This is the first article into my research blog. Here I will post (hopefully) in a regular basis with the outcomes of my Master Thesis, which has the provisional title Real-Time Tools for 3D Audio Spatialization.
For the thesis, I will be using the spatial audio system from Barcelona Media, which have up to 24 speakers in a non-regular setup. They have been working on Ambisonics, and I will use mainly this spatialization technic.
Ambisonics (http://en.wikipedia.org/wiki/Ambisonics) is an audio recording and reproduction system developed by M. Gerzon and P. Fellgett in the 1970’s. It is based on the soundwave decomposition in spherical harmonics. Due to several reasons (economical, audio standards, computational power..) it has been never widely known neither used, but its mathematical basis is very solid, and nowadays it is possible to use it successfully as the spatialization method. The most complete source of information about Ambisonics is the PhD Thesis from J. Daniel, Représentation de champs acoustiques, application à la transmission et à la reproduction de scènes sonores complexes dans un contexte multimédia (pitifully only in french). It can be found here: http://pcfarina.eng.unipr.it/Public/phd-thesis/jd-these-original-version.pdf
Représentation de champs acoustiques, application à la transmission et à la reproduction de scènes sonores complexes dans un contexte multimédia
One of its main features is that the channel assignment is not depending on the speakers. Traditionally, one would have one channel for speaker; the problem with this paradigm is that audio encoded for one speaker layout can be only perfectly reconstructed by using exactly the same speaker layour. This compatibility problem is widely known, and has bring a number of audio standards (5.1, 7.1, 10.2, etc), which anyway could not compite with the de facto standard (stereo).
Ambisonics, conversely, work in a spatial channel encoding paradigm. In other words, each channel streams information about one spatial direction. Before the speakers, there should be a decoding stage, which would split the audio according to the current speaker layout. Working on this way, we can reproduce spatial audio in any system, independently of its layout.
There are infinite Ambisonics orders, which corresponds to the number of terms used in the spherical harmonic series expansion. Traditionally, the most used is First Order Ambisonics (FOA), which has a direct physical interpretation. In FOA, we encode the audio using 4 channels: one for each spatial axis (X,Y,Z) and one for the pressure (W). This encoding is equivalent to use three figure-of-eight microphones (one for each direction) and a omnidirectional one for W. However, FOA has not a good spatial resolution, an therefore other techniques (such as VBAP) can be used with more accuracy.

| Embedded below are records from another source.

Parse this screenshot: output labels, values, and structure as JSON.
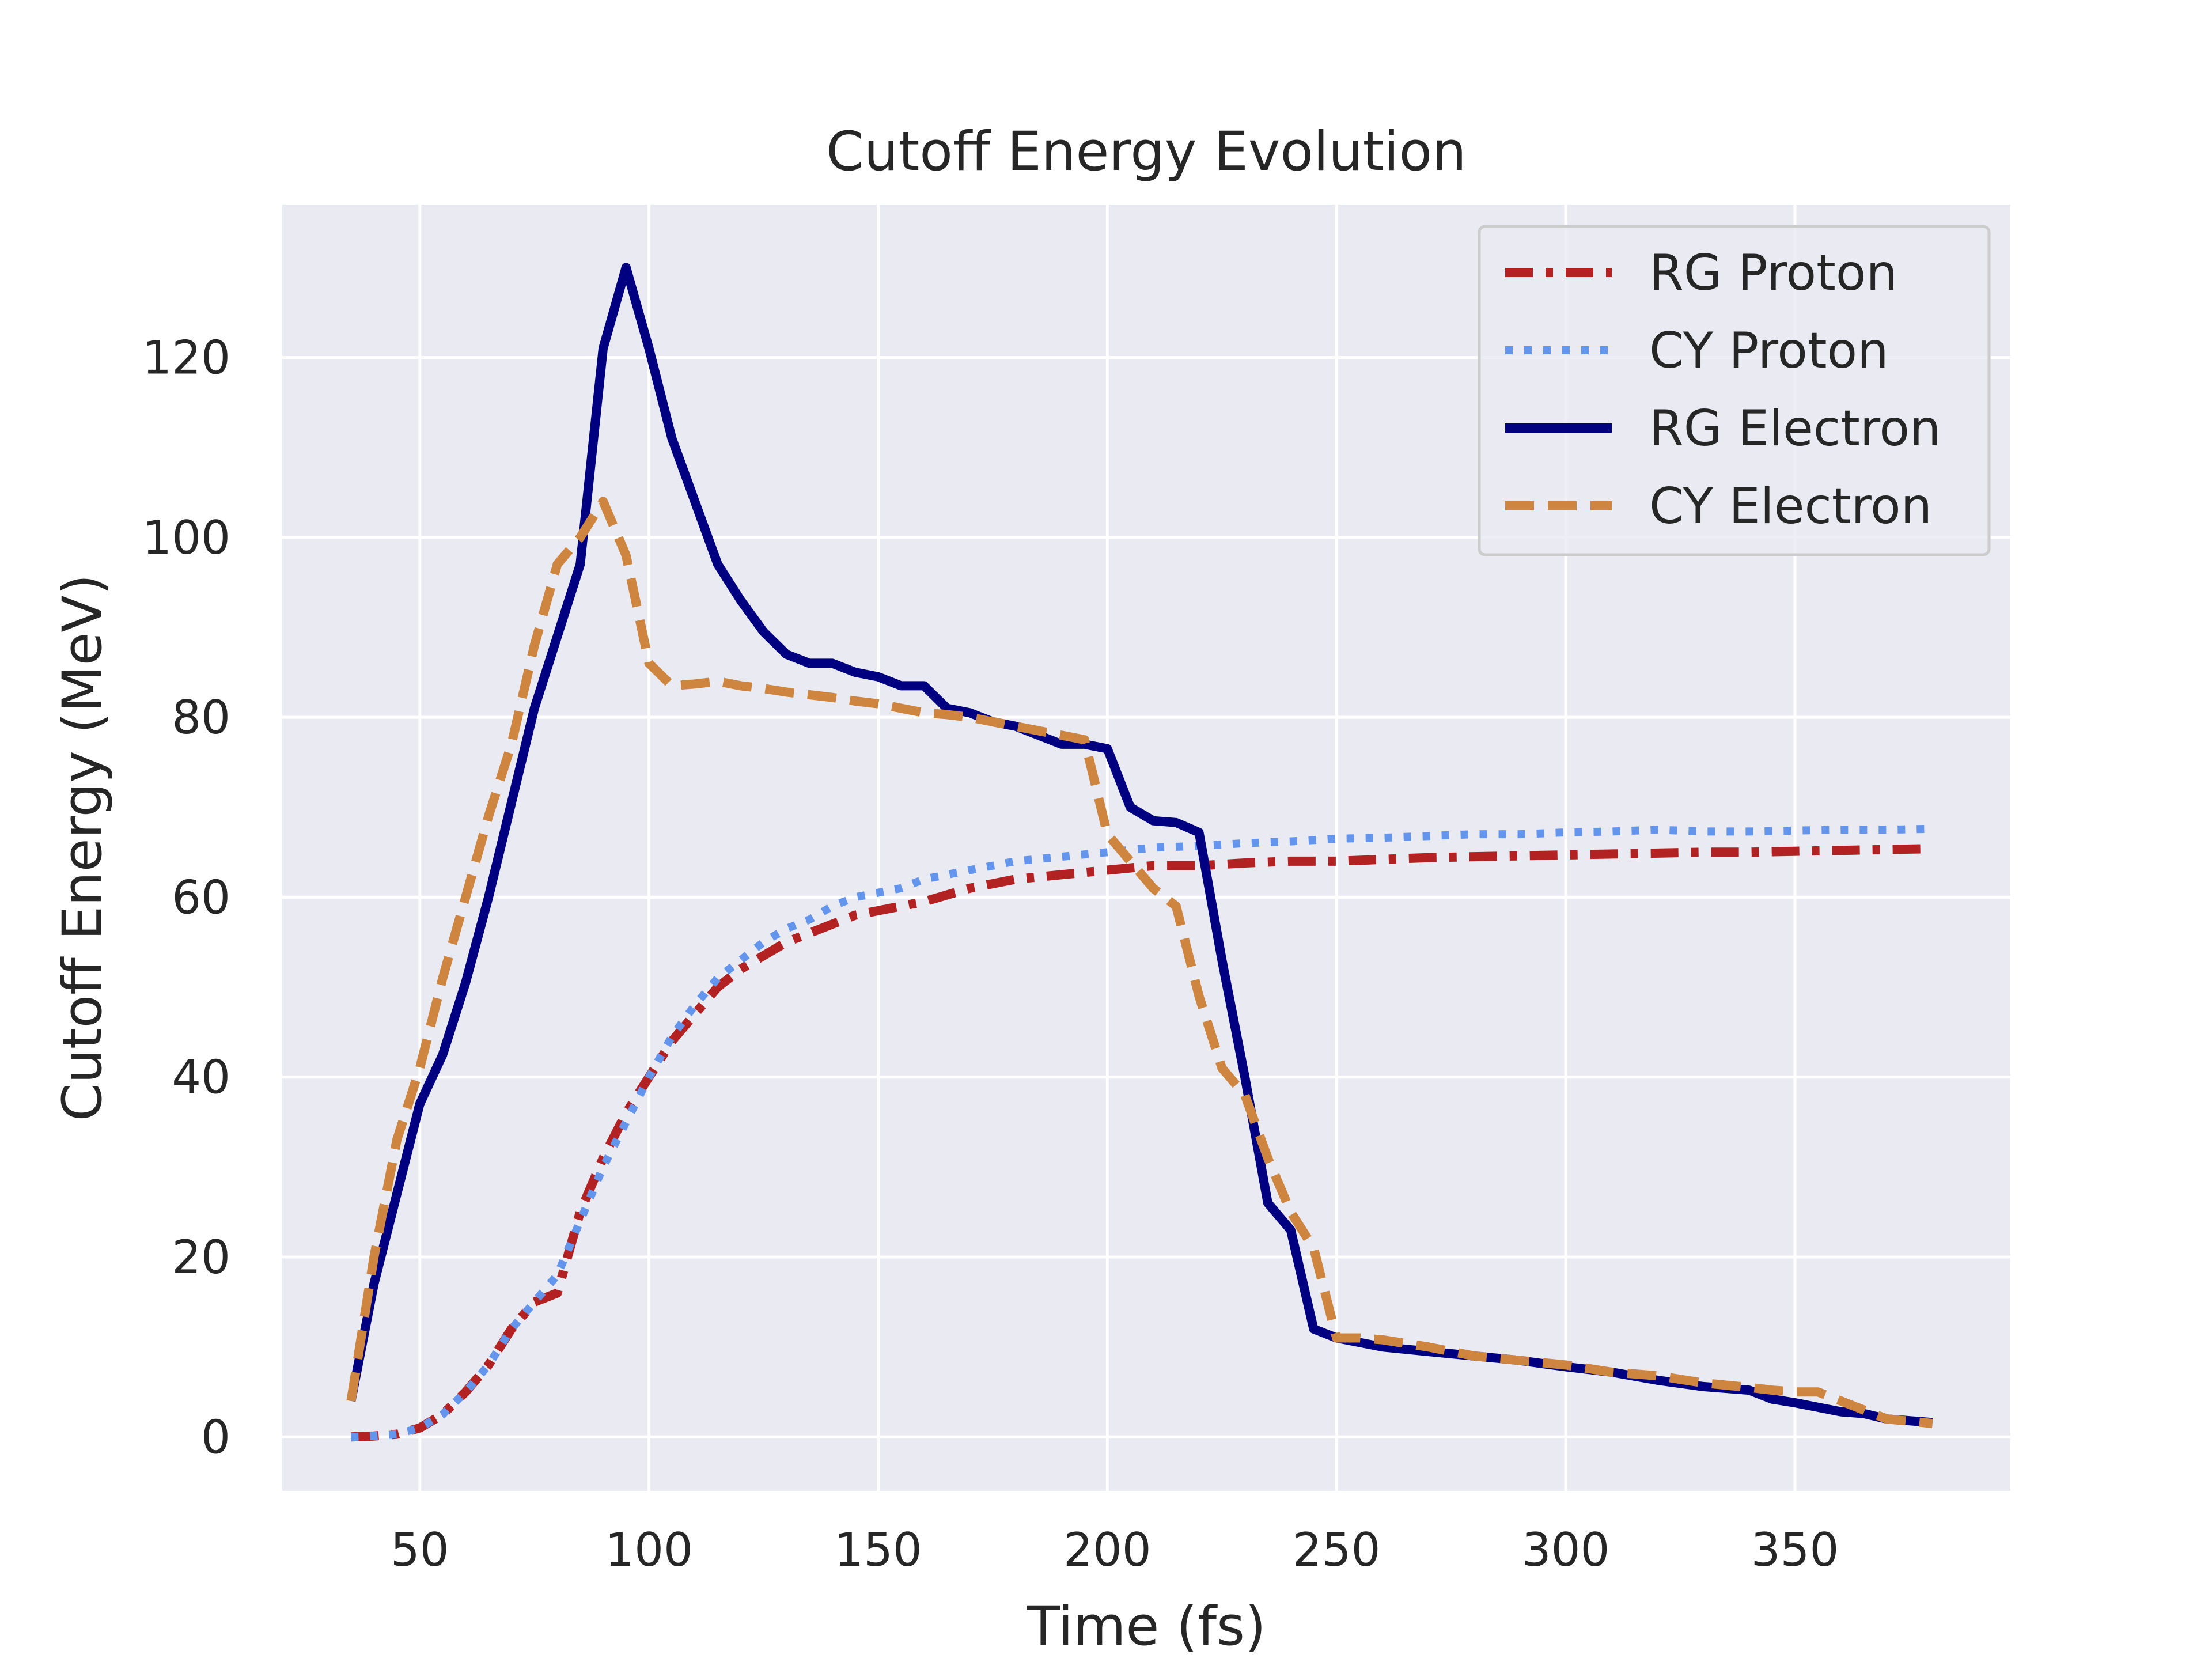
{
  "chart_data": {
    "type": "line",
    "title": "Cutoff Energy Evolution",
    "xlabel": "Time (fs)",
    "ylabel": "Cutoff Energy (MeV)",
    "xlim": [
      20,
      397
    ],
    "ylim": [
      -6,
      137
    ],
    "xticks": [
      50,
      100,
      150,
      200,
      250,
      300,
      350
    ],
    "yticks": [
      0,
      20,
      40,
      60,
      80,
      100,
      120
    ],
    "grid": true,
    "legend_position": "top-right",
    "series": [
      {
        "name": "RG Proton",
        "color": "#b22222",
        "dash": "dashdot",
        "x": [
          35,
          40,
          45,
          50,
          55,
          60,
          65,
          70,
          75,
          80,
          85,
          90,
          95,
          100,
          105,
          110,
          115,
          120,
          125,
          130,
          135,
          140,
          145,
          150,
          155,
          160,
          170,
          180,
          190,
          200,
          210,
          220,
          230,
          240,
          250,
          260,
          270,
          280,
          290,
          300,
          310,
          320,
          330,
          340,
          350,
          360,
          370,
          380
        ],
        "y": [
          0,
          0.1,
          0.3,
          1,
          2.5,
          5,
          8,
          12,
          15,
          16,
          25,
          31,
          36,
          40,
          44,
          47,
          50,
          52,
          53.5,
          55,
          56,
          57,
          58,
          58.5,
          59,
          59.5,
          61,
          62,
          62.5,
          63,
          63.5,
          63.5,
          63.8,
          64,
          64,
          64.2,
          64.4,
          64.5,
          64.6,
          64.7,
          64.8,
          64.9,
          65,
          65,
          65.1,
          65.2,
          65.3,
          65.4
        ]
      },
      {
        "name": "CY Proton",
        "color": "#6495ed",
        "dash": "dotted",
        "x": [
          35,
          40,
          45,
          50,
          55,
          60,
          65,
          70,
          75,
          80,
          85,
          90,
          95,
          100,
          105,
          110,
          115,
          120,
          125,
          130,
          135,
          140,
          145,
          150,
          155,
          160,
          170,
          180,
          190,
          200,
          210,
          220,
          230,
          240,
          250,
          260,
          270,
          280,
          290,
          300,
          310,
          320,
          330,
          340,
          350,
          360,
          370,
          380
        ],
        "y": [
          0,
          0.1,
          0.3,
          1,
          2.5,
          5,
          8,
          12,
          15,
          18,
          24,
          30,
          35,
          40,
          44.5,
          48,
          51,
          53,
          55,
          56.5,
          57.5,
          59,
          60,
          60.5,
          61,
          62,
          63,
          64,
          64.5,
          65,
          65.5,
          65.7,
          66,
          66.2,
          66.5,
          66.6,
          66.8,
          67,
          67,
          67.2,
          67.3,
          67.5,
          67.3,
          67.3,
          67.4,
          67.5,
          67.5,
          67.6
        ]
      },
      {
        "name": "RG Electron",
        "color": "#000080",
        "dash": "solid",
        "x": [
          35,
          40,
          45,
          50,
          55,
          60,
          65,
          70,
          75,
          80,
          85,
          90,
          95,
          100,
          105,
          110,
          115,
          120,
          125,
          130,
          135,
          140,
          145,
          150,
          155,
          160,
          165,
          170,
          175,
          180,
          185,
          190,
          195,
          200,
          205,
          210,
          215,
          220,
          225,
          230,
          235,
          240,
          245,
          250,
          255,
          260,
          270,
          280,
          290,
          300,
          310,
          320,
          330,
          340,
          345,
          350,
          360,
          365,
          370,
          380
        ],
        "y": [
          4,
          17,
          27,
          37,
          42.5,
          50.5,
          60,
          70.5,
          81,
          89,
          97,
          121,
          130,
          121,
          111,
          104,
          97,
          93,
          89.5,
          87,
          86,
          86,
          85,
          84.5,
          83.5,
          83.5,
          81,
          80.5,
          79.5,
          79,
          78,
          77,
          77,
          76.5,
          70,
          68.5,
          68.3,
          67.2,
          53,
          40,
          26,
          23,
          12,
          11,
          10.5,
          10,
          9.5,
          9,
          8.5,
          7.8,
          7.2,
          6.3,
          5.6,
          5.2,
          4.2,
          3.8,
          2.8,
          2.6,
          2.0,
          1.6
        ]
      },
      {
        "name": "CY Electron",
        "color": "#cd853f",
        "dash": "dashed",
        "x": [
          35,
          40,
          45,
          50,
          55,
          60,
          65,
          70,
          75,
          80,
          85,
          90,
          95,
          100,
          105,
          110,
          115,
          120,
          125,
          130,
          135,
          140,
          145,
          150,
          155,
          160,
          165,
          170,
          175,
          180,
          185,
          190,
          195,
          200,
          205,
          210,
          215,
          220,
          225,
          230,
          235,
          240,
          245,
          250,
          255,
          260,
          270,
          280,
          290,
          300,
          310,
          320,
          330,
          340,
          345,
          350,
          355,
          360,
          365,
          370,
          380
        ],
        "y": [
          4,
          20,
          33,
          41,
          51,
          60,
          69,
          77,
          88,
          97,
          100,
          104,
          98,
          86,
          83.5,
          83.7,
          84,
          83.5,
          83.2,
          82.8,
          82.5,
          82.2,
          81.8,
          81.5,
          81,
          80.5,
          80.3,
          80,
          79.5,
          79,
          78.5,
          78,
          77.5,
          67,
          64,
          61,
          59,
          49,
          41,
          38,
          31,
          25,
          21,
          11,
          11,
          10.8,
          10,
          9,
          8.5,
          8,
          7.2,
          6.8,
          6,
          5.5,
          5.2,
          5,
          5,
          4,
          3,
          2,
          1.5
        ]
      }
    ]
  }
}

However, since computational power allows us, we can extend arbitrarily the order (we will be limited for the number of speakers), increasing the spatial resolution and the overall sensation. For a regular speaker layout, we need at least one speaker per channel for a good soundfield reconstruction.
For a given order n, we will have 2n + 1 different channels (above order 1 we lose the physical relationship with our 3D space), corresponding to the 2n + 1 spherical harmonics with this order. Since they are accumulative, the total amount of harmonics (and channels) for a given order n will be (n+1)**2.
Here we can observe a nice representation of the spherical harmonics
Since we have 24 speakers in the studio, and they are not regularly distributed, we will be able to work up to n=3 (third order ambisonics).
The Ambisonics spatial channel encoding is calculated through the formula found in Gerzon, chapter 3.1.2, pp 150. I coded some python functions which plots the spherical harmonics and the encoding of a point source. They can be found in my thesis git repository https://github.com/andresperezlopez/rt-spatialization
On next days I will extract some animations from these functions and share them here.